If you are fortunate enough not to sustain serious injury as a result of someone else’s negligent actions, you may not realize that the compensation for your injuries can be apportioned and spread to other liable parties. Further still, if you were partially responsible for causing your own injury, you will likely see a reduction in the amount of damages you can recover. This was the case for a Ponchatoula High School band student who was injured while on a school-sponsored band trip in Tennessee.
In May 2006, Kent Kinchen, while on a band trip to the Smokey Mountain Music Festival in Gatlinburg, Tennessee, sustained an eye injury after a game involving Airsoft novelty guns, purchased at a tourist shop earlier that day with his fellow classmates. A year later, Kent and his father Barry Kinchen, filed a lawsuit seeking damages against the Tangipahoa Parish School Board for the incident.

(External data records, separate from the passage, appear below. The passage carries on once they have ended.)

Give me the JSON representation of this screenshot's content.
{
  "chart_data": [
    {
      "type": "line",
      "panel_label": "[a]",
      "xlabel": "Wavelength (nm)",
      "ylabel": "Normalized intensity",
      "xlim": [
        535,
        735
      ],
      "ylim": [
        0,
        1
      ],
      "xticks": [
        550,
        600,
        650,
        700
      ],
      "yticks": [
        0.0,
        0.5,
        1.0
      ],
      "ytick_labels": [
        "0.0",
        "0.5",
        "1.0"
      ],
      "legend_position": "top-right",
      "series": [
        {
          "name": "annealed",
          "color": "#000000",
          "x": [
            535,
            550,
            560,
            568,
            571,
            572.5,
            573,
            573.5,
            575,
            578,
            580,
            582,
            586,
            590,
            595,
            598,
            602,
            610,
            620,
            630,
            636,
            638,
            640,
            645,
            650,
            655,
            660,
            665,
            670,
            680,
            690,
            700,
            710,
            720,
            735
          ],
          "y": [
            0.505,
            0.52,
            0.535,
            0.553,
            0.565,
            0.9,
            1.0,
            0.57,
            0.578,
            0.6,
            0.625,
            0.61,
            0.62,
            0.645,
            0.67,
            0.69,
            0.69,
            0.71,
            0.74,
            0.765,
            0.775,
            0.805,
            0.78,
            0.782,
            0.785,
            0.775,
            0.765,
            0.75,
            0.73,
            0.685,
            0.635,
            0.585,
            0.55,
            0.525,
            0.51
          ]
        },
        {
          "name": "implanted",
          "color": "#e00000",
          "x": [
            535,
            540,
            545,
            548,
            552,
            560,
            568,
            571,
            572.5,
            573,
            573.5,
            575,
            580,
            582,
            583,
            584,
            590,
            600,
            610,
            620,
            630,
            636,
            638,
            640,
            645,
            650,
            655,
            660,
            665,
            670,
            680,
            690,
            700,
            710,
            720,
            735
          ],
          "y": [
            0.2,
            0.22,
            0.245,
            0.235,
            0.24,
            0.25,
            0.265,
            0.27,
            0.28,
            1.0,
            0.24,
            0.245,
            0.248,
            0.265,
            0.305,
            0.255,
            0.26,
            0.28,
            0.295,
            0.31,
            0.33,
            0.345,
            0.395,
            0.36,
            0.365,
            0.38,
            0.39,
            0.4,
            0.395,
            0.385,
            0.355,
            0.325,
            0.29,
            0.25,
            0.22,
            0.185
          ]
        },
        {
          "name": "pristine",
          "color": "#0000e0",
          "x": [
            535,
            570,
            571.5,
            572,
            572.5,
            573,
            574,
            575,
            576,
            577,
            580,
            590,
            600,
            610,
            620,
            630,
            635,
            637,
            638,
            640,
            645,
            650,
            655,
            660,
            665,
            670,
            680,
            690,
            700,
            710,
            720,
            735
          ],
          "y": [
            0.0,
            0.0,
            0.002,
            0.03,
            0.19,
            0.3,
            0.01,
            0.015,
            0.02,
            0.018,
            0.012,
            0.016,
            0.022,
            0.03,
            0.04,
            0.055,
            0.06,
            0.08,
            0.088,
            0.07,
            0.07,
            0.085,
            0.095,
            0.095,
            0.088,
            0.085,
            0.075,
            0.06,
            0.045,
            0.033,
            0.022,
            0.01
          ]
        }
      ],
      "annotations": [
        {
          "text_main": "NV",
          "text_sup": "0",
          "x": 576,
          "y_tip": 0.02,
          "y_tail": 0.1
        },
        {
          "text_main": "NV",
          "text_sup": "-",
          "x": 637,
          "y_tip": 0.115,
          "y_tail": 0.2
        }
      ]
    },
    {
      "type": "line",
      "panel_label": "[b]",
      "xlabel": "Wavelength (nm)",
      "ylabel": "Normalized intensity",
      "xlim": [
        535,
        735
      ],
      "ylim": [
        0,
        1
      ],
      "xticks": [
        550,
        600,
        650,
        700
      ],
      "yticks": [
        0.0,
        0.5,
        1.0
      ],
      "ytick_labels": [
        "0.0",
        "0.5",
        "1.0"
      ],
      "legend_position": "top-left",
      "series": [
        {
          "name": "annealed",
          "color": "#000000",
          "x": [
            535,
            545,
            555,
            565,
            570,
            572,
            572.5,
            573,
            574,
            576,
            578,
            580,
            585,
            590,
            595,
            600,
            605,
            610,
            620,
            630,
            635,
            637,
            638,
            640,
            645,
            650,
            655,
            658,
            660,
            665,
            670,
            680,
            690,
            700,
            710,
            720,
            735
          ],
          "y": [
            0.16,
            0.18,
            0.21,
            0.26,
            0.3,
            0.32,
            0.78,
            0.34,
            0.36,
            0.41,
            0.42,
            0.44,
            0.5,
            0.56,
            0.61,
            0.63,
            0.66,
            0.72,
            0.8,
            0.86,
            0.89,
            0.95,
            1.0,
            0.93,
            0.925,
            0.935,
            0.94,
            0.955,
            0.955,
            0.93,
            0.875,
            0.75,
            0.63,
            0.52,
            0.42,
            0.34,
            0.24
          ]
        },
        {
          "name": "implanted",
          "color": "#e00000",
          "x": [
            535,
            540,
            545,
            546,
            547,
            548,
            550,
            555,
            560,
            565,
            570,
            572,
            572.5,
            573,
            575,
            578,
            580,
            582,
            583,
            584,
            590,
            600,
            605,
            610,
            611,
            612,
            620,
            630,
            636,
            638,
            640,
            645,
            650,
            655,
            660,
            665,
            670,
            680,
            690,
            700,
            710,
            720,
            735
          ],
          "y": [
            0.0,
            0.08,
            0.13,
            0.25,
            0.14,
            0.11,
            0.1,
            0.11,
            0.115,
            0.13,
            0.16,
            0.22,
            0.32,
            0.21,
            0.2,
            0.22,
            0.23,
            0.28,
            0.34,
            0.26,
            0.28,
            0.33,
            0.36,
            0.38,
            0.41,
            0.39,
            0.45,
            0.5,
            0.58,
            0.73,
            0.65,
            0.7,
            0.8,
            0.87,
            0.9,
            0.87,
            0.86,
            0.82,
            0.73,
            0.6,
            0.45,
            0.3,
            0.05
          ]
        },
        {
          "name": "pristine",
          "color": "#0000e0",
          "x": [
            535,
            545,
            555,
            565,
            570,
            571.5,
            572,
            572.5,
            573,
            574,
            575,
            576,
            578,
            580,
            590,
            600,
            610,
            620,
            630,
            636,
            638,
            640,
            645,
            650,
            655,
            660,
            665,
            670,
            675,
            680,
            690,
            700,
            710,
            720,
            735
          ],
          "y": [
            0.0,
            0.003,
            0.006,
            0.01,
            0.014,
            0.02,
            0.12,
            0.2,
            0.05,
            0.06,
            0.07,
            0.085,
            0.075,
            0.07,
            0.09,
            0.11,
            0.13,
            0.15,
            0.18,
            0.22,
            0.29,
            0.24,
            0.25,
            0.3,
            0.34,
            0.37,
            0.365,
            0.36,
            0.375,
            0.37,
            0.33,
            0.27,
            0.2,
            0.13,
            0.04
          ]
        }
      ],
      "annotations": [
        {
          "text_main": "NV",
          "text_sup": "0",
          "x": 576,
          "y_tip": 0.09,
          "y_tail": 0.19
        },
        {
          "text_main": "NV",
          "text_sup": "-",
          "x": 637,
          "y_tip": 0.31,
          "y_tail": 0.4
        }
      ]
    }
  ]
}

The trial court found the School Board partially liable for the injury because “allowing the students the opportunity to purchase various weapons while on the school sponsored trip created an atmosphere that did not provide all students with reasonable supervision…” The trial court awarded the Kinchens $20,000 in “general damages”, which cover mental or physical pain or suffering, inconvenience, loss of gratification or intellectual or physical enjoyment, or other losses of lifestyle that cannot be definitively measured, $14,329.34 in “special damages”, which are damages that can be more readily measured, like medical costs or loss of wages, and awarded Mr. Kinchen $1,000 for related claim of loss of consortium, which refers to the loss of love and affection, companionship, loss of material services, support, etc. The school board, appealed the finding of liability, and the Kinchens appealed the amount of damages, arguing that the amount was “abusively low.”